By Andy Frisk
April 18, 2010 - 00:02
The restoration of the Silver Age of comics is complete at DC Comics. Hal Jordan is the greatest Green Lantern, Superman’s origin has been rebooted with a Silver Age tinge to it, and Barry Allen is working for the Central City Police Department as its slowest working, but overall best, forensic scientist and fastest crime fighter, The Flash. In reality DC Comics hasn’t restored the Silver Age as much as launched headlong into a sort of Neo-Silver Age (as I suggested here) Bringing back Hal Jordan was a no brainer which lead to the best DC Universe event crossovers in years with Sinestro Corps War and Blackest Night. Bringing back Barry Allen and, well…restoring him to a place in the DCU of interest if not prominence, has been…ok so far. Geoff Johns has attempted to inject the character of Barry Allen/The Flash with some special prominence as the DCU’s premier speedster by making him the generator of the “enigmatic energy called The Speed Force, able to be tapped into by others throughout time who share his sense of justice” instead of one of the many speedsters and Flashes to exist the DCU who just access The Speed Force. Making one character the creator or “generator” of The Speed Force rather than just another who taps into it seems a little pretentious, if not a tad precocious, but it does definitely add a bit of a higher level of importance to a character who has been “dead” for 20 plus years and would risk lacking any sense of preeminence or distinguishing status if he simply just became The Flash again. After all, it feels like speedsters in the DCU are a dime a dozen, and there have been two characters to inherit and bear the moniker of The Flash since Barry “died.” One of which has been The Flash to a whole generation: the much beloved Wally West. (Don’t forget, Jay Garrick, The Original Flash has been running around-literally-all this time as well.)
Barry is back though, and the original Silver Age hero has been set up to be The Flash of the next generation.
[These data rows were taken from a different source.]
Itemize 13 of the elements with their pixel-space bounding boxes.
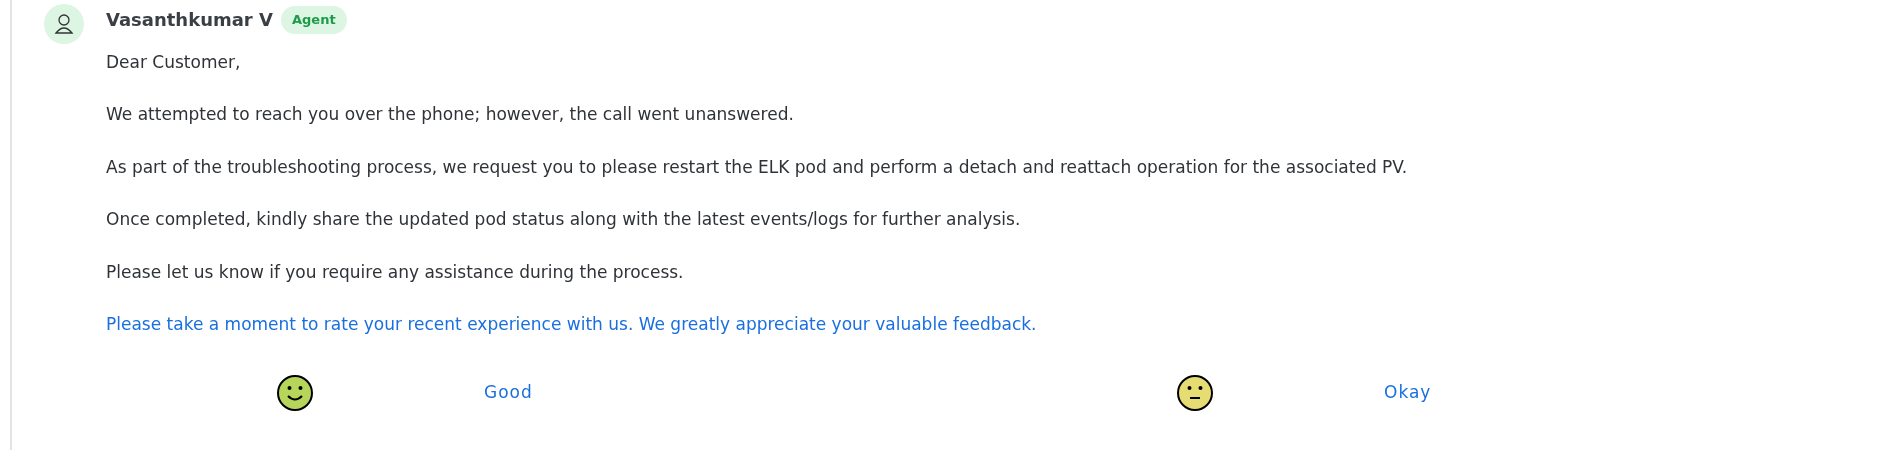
message-paragraph: Please let us know if you require any assistance during the process.: [106, 260, 685, 284]
message-paragraph: Dear Customer,: [106, 50, 242, 74]
smiley-face-icon[interactable]: [276, 373, 314, 412]
rating-link[interactable]: Okay: [1384, 379, 1432, 406]
rating-link[interactable]: Good: [484, 379, 533, 406]
role-badge: Agent: [280, 6, 347, 34]
message-paragraph: Once completed, kindly share the updated pod status along with the latest events/logs for further analysis.: [106, 208, 1022, 231]
avatar-icon: [44, 4, 84, 44]
message-paragraph: As part of the troubleshooting process, we request you to please restart the ELK pod and perform a detach and reattach operation for the associated PV.: [106, 155, 1409, 179]
neutral-face-icon[interactable]: [1176, 373, 1214, 412]
message-paragraph: We attempted to reach you over the phone; however, the call went unanswered.: [106, 103, 795, 126]
rating-prompt: Please take a moment to rate your recent experience with us. We greatly appreciate your valuable feedback.: [106, 313, 1038, 336]
author-name: Vasanthkumar V: [106, 8, 273, 33]
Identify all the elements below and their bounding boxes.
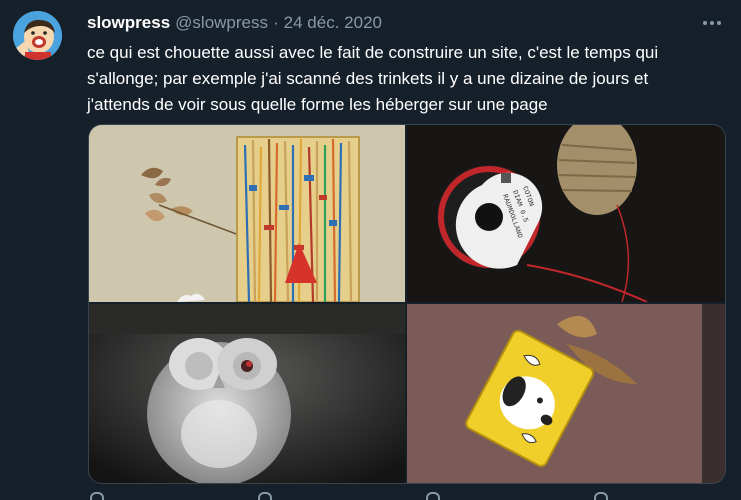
tweet-text-line: j'attends de voir sous quelle forme les … (87, 95, 548, 114)
more-horizontal-icon[interactable] (697, 12, 727, 34)
separator-dot: · (273, 13, 279, 32)
photo-wire-spool[interactable]: RAUMDOLLAND DIAM 0.5 COTON (407, 125, 725, 302)
photo-white-owl[interactable] (89, 304, 405, 483)
retweet-icon[interactable] (258, 492, 272, 500)
reply-icon[interactable] (90, 492, 104, 500)
avatar-image (13, 11, 62, 60)
tweet[interactable]: slowpress @slowpress · 24 déc. 2020 ce q… (0, 0, 741, 500)
user-handle[interactable]: @slowpress (175, 13, 268, 33)
photo-dried-flowers-mikado[interactable] (89, 125, 405, 302)
tweet-text-line: s'allonge; par exemple j'ai scanné des t… (87, 69, 649, 88)
tweet-date[interactable]: 24 déc. 2020 (284, 13, 382, 33)
tweet-text-line: ce qui est chouette aussi avec le fait d… (87, 43, 659, 62)
avatar[interactable] (13, 11, 62, 60)
media-grid: RAUMDOLLAND DIAM 0.5 COTON (88, 124, 726, 484)
display-name[interactable]: slowpress (87, 13, 170, 33)
share-icon[interactable] (594, 492, 608, 500)
tweet-header: slowpress @slowpress · 24 déc. 2020 (87, 13, 382, 35)
photo-snoopy-tin[interactable] (407, 304, 725, 483)
heart-icon[interactable] (426, 492, 440, 500)
tweet-text: ce qui est chouette aussi avec le fait d… (87, 40, 727, 118)
tweet-actions (88, 492, 728, 500)
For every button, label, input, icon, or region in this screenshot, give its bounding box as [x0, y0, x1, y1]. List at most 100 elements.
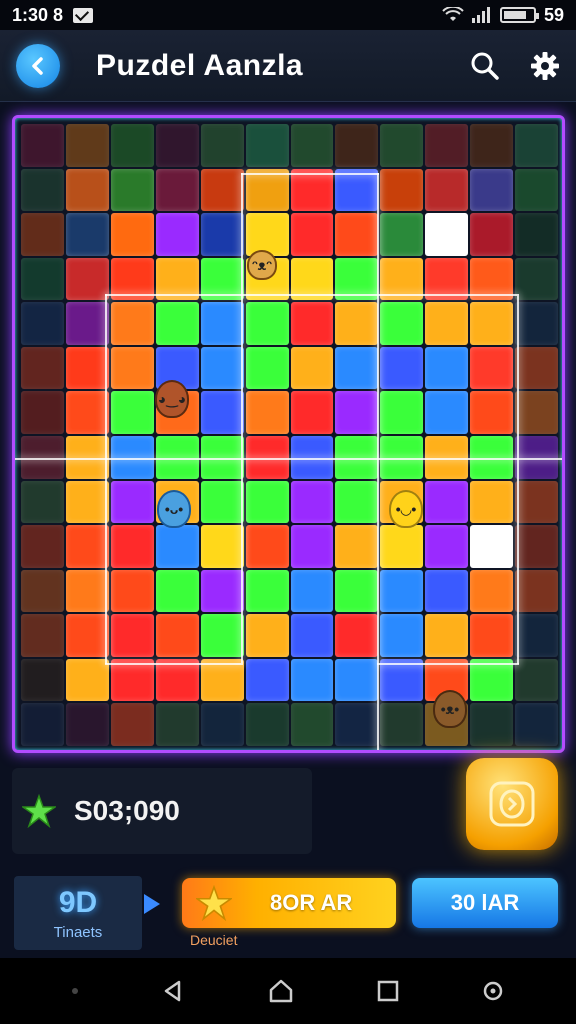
puzzle-tile[interactable]	[515, 480, 558, 524]
puzzle-tile[interactable]	[21, 703, 64, 746]
puzzle-tile[interactable]	[200, 525, 244, 568]
puzzle-tile[interactable]	[290, 124, 334, 167]
puzzle-tile[interactable]	[245, 213, 289, 256]
puzzle-tile[interactable]	[155, 658, 199, 702]
puzzle-tile[interactable]	[290, 525, 334, 568]
puzzle-tile[interactable]	[290, 480, 334, 524]
puzzle-tile[interactable]	[65, 703, 109, 746]
blue-action-button[interactable]: 30 lAR	[412, 878, 558, 928]
puzzle-tile[interactable]	[470, 480, 514, 524]
puzzle-tile[interactable]	[425, 213, 469, 256]
puzzle-tile[interactable]	[110, 480, 154, 524]
puzzle-tile[interactable]	[470, 213, 514, 256]
puzzle-tile[interactable]	[425, 614, 469, 657]
puzzle-tile[interactable]	[245, 391, 289, 434]
puzzle-tile[interactable]	[245, 569, 289, 613]
puzzle-tile[interactable]	[380, 658, 424, 702]
puzzle-tile[interactable]	[245, 124, 289, 167]
puzzle-tile[interactable]	[110, 302, 154, 345]
puzzle-tile[interactable]	[425, 569, 469, 613]
puzzle-tile[interactable]	[200, 346, 244, 390]
puzzle-tile[interactable]	[380, 124, 424, 167]
nav-home-icon[interactable]	[268, 978, 294, 1004]
puzzle-tile[interactable]	[335, 302, 379, 345]
puzzle-tile[interactable]	[155, 124, 199, 167]
puzzle-tile[interactable]	[470, 658, 514, 702]
gear-icon[interactable]	[530, 51, 560, 81]
puzzle-tile[interactable]	[65, 569, 109, 613]
puzzle-tile[interactable]	[335, 614, 379, 657]
puzzle-tile[interactable]	[290, 658, 334, 702]
puzzle-tile[interactable]	[335, 480, 379, 524]
puzzle-tile[interactable]	[200, 569, 244, 613]
puzzle-tile[interactable]	[110, 703, 154, 746]
puzzle-tile[interactable]	[515, 213, 558, 256]
puzzle-tile[interactable]	[425, 124, 469, 167]
puzzle-tile[interactable]	[470, 703, 514, 746]
puzzle-tile[interactable]	[380, 525, 424, 568]
puzzle-tile[interactable]	[380, 302, 424, 345]
puzzle-tile[interactable]	[21, 257, 64, 301]
puzzle-tile[interactable]	[290, 346, 334, 390]
puzzle-tile[interactable]	[470, 525, 514, 568]
puzzle-tile[interactable]	[110, 124, 154, 167]
puzzle-tile[interactable]	[200, 480, 244, 524]
puzzle-tile[interactable]	[21, 124, 64, 167]
puzzle-tile[interactable]	[245, 346, 289, 390]
hint-button[interactable]	[466, 758, 558, 850]
puzzle-tile[interactable]	[470, 614, 514, 657]
puzzle-tile[interactable]	[21, 168, 64, 212]
puzzle-tile[interactable]	[290, 213, 334, 256]
puzzle-tile[interactable]	[470, 391, 514, 434]
puzzle-tile[interactable]	[290, 569, 334, 613]
puzzle-tile[interactable]	[380, 614, 424, 657]
puzzle-tile[interactable]	[65, 213, 109, 256]
puzzle-tile[interactable]	[200, 391, 244, 434]
puzzle-tile[interactable]	[470, 168, 514, 212]
puzzle-tile[interactable]	[155, 614, 199, 657]
puzzle-tile[interactable]	[470, 124, 514, 167]
tickets-panel[interactable]: 9D Tinaets	[14, 876, 142, 950]
puzzle-tile[interactable]	[245, 302, 289, 345]
orange-action-button[interactable]: 8OR AR	[182, 878, 396, 928]
nav-extra-icon[interactable]	[482, 980, 504, 1002]
puzzle-tile[interactable]	[110, 391, 154, 434]
puzzle-tile[interactable]	[380, 391, 424, 434]
search-icon[interactable]	[470, 51, 500, 81]
puzzle-tile[interactable]	[470, 346, 514, 390]
puzzle-tile[interactable]	[65, 346, 109, 390]
puzzle-tile[interactable]	[335, 213, 379, 256]
puzzle-tile[interactable]	[515, 703, 558, 746]
puzzle-tile[interactable]	[21, 525, 64, 568]
puzzle-tile[interactable]	[335, 391, 379, 434]
puzzle-tile[interactable]	[110, 614, 154, 657]
puzzle-tile[interactable]	[200, 658, 244, 702]
nav-back-icon[interactable]	[161, 979, 185, 1003]
squirrel-character-piece[interactable]: •ᴥ•	[433, 690, 467, 728]
puzzle-tile[interactable]	[245, 658, 289, 702]
puzzle-tile[interactable]	[65, 168, 109, 212]
puzzle-tile[interactable]	[21, 213, 64, 256]
puzzle-tile[interactable]	[110, 168, 154, 212]
puzzle-board[interactable]: ◕‿◕ •ᴗ• •◡• •ᴥ• ᵔᴥᵔ	[12, 115, 565, 753]
puzzle-tile[interactable]	[290, 703, 334, 746]
puzzle-tile[interactable]	[200, 213, 244, 256]
puzzle-tile[interactable]	[515, 614, 558, 657]
nav-recents-icon[interactable]	[377, 980, 399, 1002]
puzzle-tile[interactable]	[380, 703, 424, 746]
puzzle-tile[interactable]	[155, 703, 199, 746]
puzzle-tile[interactable]	[290, 614, 334, 657]
puzzle-tile[interactable]	[200, 168, 244, 212]
puzzle-tile[interactable]	[425, 302, 469, 345]
puzzle-tile[interactable]	[21, 346, 64, 390]
puzzle-tile[interactable]	[155, 569, 199, 613]
puzzle-tile[interactable]	[245, 525, 289, 568]
puzzle-tile[interactable]	[425, 525, 469, 568]
puzzle-tile[interactable]	[425, 391, 469, 434]
puzzle-tile[interactable]	[335, 703, 379, 746]
puzzle-tile[interactable]	[425, 346, 469, 390]
puzzle-tile[interactable]	[245, 614, 289, 657]
puzzle-tile[interactable]	[470, 569, 514, 613]
puzzle-tile[interactable]	[290, 302, 334, 345]
puzzle-tile[interactable]	[425, 480, 469, 524]
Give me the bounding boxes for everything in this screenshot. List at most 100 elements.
The Flash #1 does a good job of introducing him again as Central City’s #1 crime fighter while highlighting aspects of the character that make him unique and fun to watch in action. He battles a rogue (one of The Rogues of Flash comic book fame), saves the life of some innocent bystanders (in an admittedly cool way), gets back on the job as a forensic scientist, runs into a time spanning murder mystery, and is late to meet his beloved Iris for a dinner date, of course. All of the classic Silver Age characteristics of a Barry Allen Flash story are in place, with the contemporary realism of our modern age of comics mixed in. A murder is committed and Barry examines the body, not something you’d most likely have seen in a Silver Age Flash story, but commonplace (and rightly so) in the Neo-Silver Age.
Artist Francis Manapul, fresh off his stint on Adventure Comics does an admirable job of handling the penciling and inking side of Barry’s solo book re-launch. Manapul’s style is the direct opposite of Luke Ross’ hyper detailed and realistic work on Marvel Comics’ Captain America with its less detailed and more cartoon-like look, but it fits The Flash perfectly. The Flash(es) were always a bit more lighthearted and fun as characters (to me at least) while not being silly or childish, and Manapul’s style captures this quality of the character(s) quite well. The Flash is a uniquely powered super hero and Manapul is a uniquely talented artist so they pair up nicely.
How lighthearted and fun a Flash title starring Barry Allen as The Flash will turn out to be remains to be seen. The Flash doesn’t need to be chocked full of giggle and goofiness (Wally’s run as The Flash definitely wasn’t always), but Barry’s a bit of a “carrier of the world on his shoulders” type, especially after all the brooding he did in Flash Rebirth and Blackest Night, so lightheartedness might be a bit of a stretch for him to achieve. Johns and Manapul manage to inject some fun into Barry’s re-debut issue though, so there might be some fun Flash stories ahead. Let’s at least hope so.